While panelists will look at the totality of the circumstances in each case, factors that have been considered relevant in applying the passive holding doctrine include: (i) the degree of distinctiveness or reputation of the complainant’s mark, (ii) the failure of the respondent to submit a response or to provide any evidence of actual or contemplated good-faith use, (iii) the respondent’s concealing its identity or use of false contact details (noted to be in breach of its registration agreement), and (iv) the implausibility of any good faith use to which the domain name may be put.

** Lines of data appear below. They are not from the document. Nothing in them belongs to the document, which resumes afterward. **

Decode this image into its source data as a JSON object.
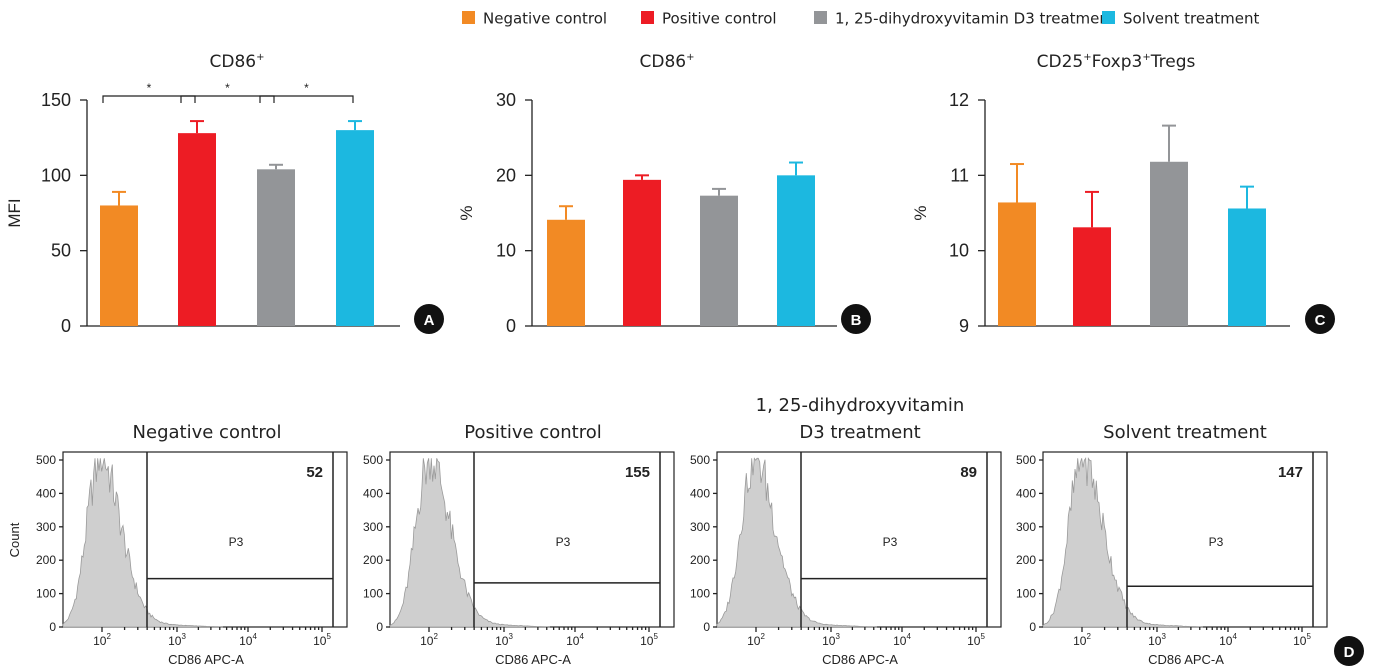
{
  "legend": [
    {
      "label": "Negative control",
      "color": "#f28a24"
    },
    {
      "label": "Positive control",
      "color": "#ed1c24"
    },
    {
      "label": "1, 25-dihydroxyvitamin D3 treatment",
      "color": "#939598"
    },
    {
      "label": "Solvent treatment",
      "color": "#1cb8e0"
    }
  ],
  "chart_data": [
    {
      "panel": "A",
      "type": "bar",
      "title": "CD86",
      "title_sup": "+",
      "ylabel": "MFI",
      "ylim": [
        0,
        150
      ],
      "yticks": [
        0,
        50,
        100,
        150
      ],
      "categories": [
        "Negative control",
        "Positive control",
        "1, 25-dihydroxyvitamin D3 treatment",
        "Solvent treatment"
      ],
      "values": [
        80,
        128,
        104,
        130
      ],
      "errors": [
        9,
        8,
        3,
        6
      ],
      "significance": [
        {
          "from": 0,
          "to": 1,
          "label": "*"
        },
        {
          "from": 1,
          "to": 2,
          "label": "*"
        },
        {
          "from": 2,
          "to": 3,
          "label": "*"
        }
      ]
    },
    {
      "panel": "B",
      "type": "bar",
      "title": "CD86",
      "title_sup": "+",
      "ylabel": "%",
      "ylim": [
        0,
        30
      ],
      "yticks": [
        0,
        10,
        20,
        30
      ],
      "categories": [
        "Negative control",
        "Positive control",
        "1, 25-dihydroxyvitamin D3 treatment",
        "Solvent treatment"
      ],
      "values": [
        14.1,
        19.4,
        17.3,
        20.0
      ],
      "errors": [
        1.8,
        0.6,
        0.9,
        1.7
      ],
      "significance": []
    },
    {
      "panel": "C",
      "type": "bar",
      "title_parts": [
        {
          "t": "CD25",
          "sup": false
        },
        {
          "t": "+",
          "sup": true
        },
        {
          "t": "Foxp3",
          "sup": false
        },
        {
          "t": "+",
          "sup": true
        },
        {
          "t": "Tregs",
          "sup": false
        }
      ],
      "ylabel": "%",
      "ylim": [
        9,
        12
      ],
      "yticks": [
        9,
        10,
        11,
        12
      ],
      "categories": [
        "Negative control",
        "Positive control",
        "1, 25-dihydroxyvitamin D3 treatment",
        "Solvent treatment"
      ],
      "values": [
        10.64,
        10.31,
        11.18,
        10.56
      ],
      "errors": [
        0.51,
        0.47,
        0.48,
        0.29
      ],
      "significance": []
    }
  ],
  "histograms": {
    "panel": "D",
    "type": "histogram",
    "xlabel": "CD86 APC-A",
    "ylabel": "Count",
    "gate_label": "P3",
    "ylim": [
      0,
      500
    ],
    "yticks": [
      0,
      100,
      200,
      300,
      400,
      500
    ],
    "xtick_labels": [
      "10",
      "10",
      "10",
      "10"
    ],
    "xtick_exponents": [
      "2",
      "3",
      "4",
      "5"
    ],
    "panels": [
      {
        "title_lines": [
          "Negative control"
        ],
        "count": "52",
        "gate_level": 145
      },
      {
        "title_lines": [
          "Positive control"
        ],
        "count": "155",
        "gate_level": 132
      },
      {
        "title_lines": [
          "1, 25-dihydroxyvitamin",
          "D3 treatment"
        ],
        "count": "89",
        "gate_level": 145
      },
      {
        "title_lines": [
          "Solvent treatment"
        ],
        "count": "147",
        "gate_level": 122
      }
    ]
  }
}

In the present case, the Panel finds that the Disputed Domain Name is being used in bad faith due to the following factors: (i) the reputation of the Complainant’s trademark, (ii) the failure of the Respondent to submit a response, (iii) the Respondent’s concealing its identity behind a privacy service, and (iv) the fact that the disputed domain name resolves to an inactive website.

For all the foregoing reasons the Panel finds that the Disputed Domain Name <bayeragro-pl.com> has been both registered and used in bad faith.

7. Decision

For the foregoing reasons, in accordance with paragraphs 4(i) of the Policy and 15 of the Rules, the Panel orders that the Disputed Domain Name <bayeragro-pl.com> be transferred to the Complainant.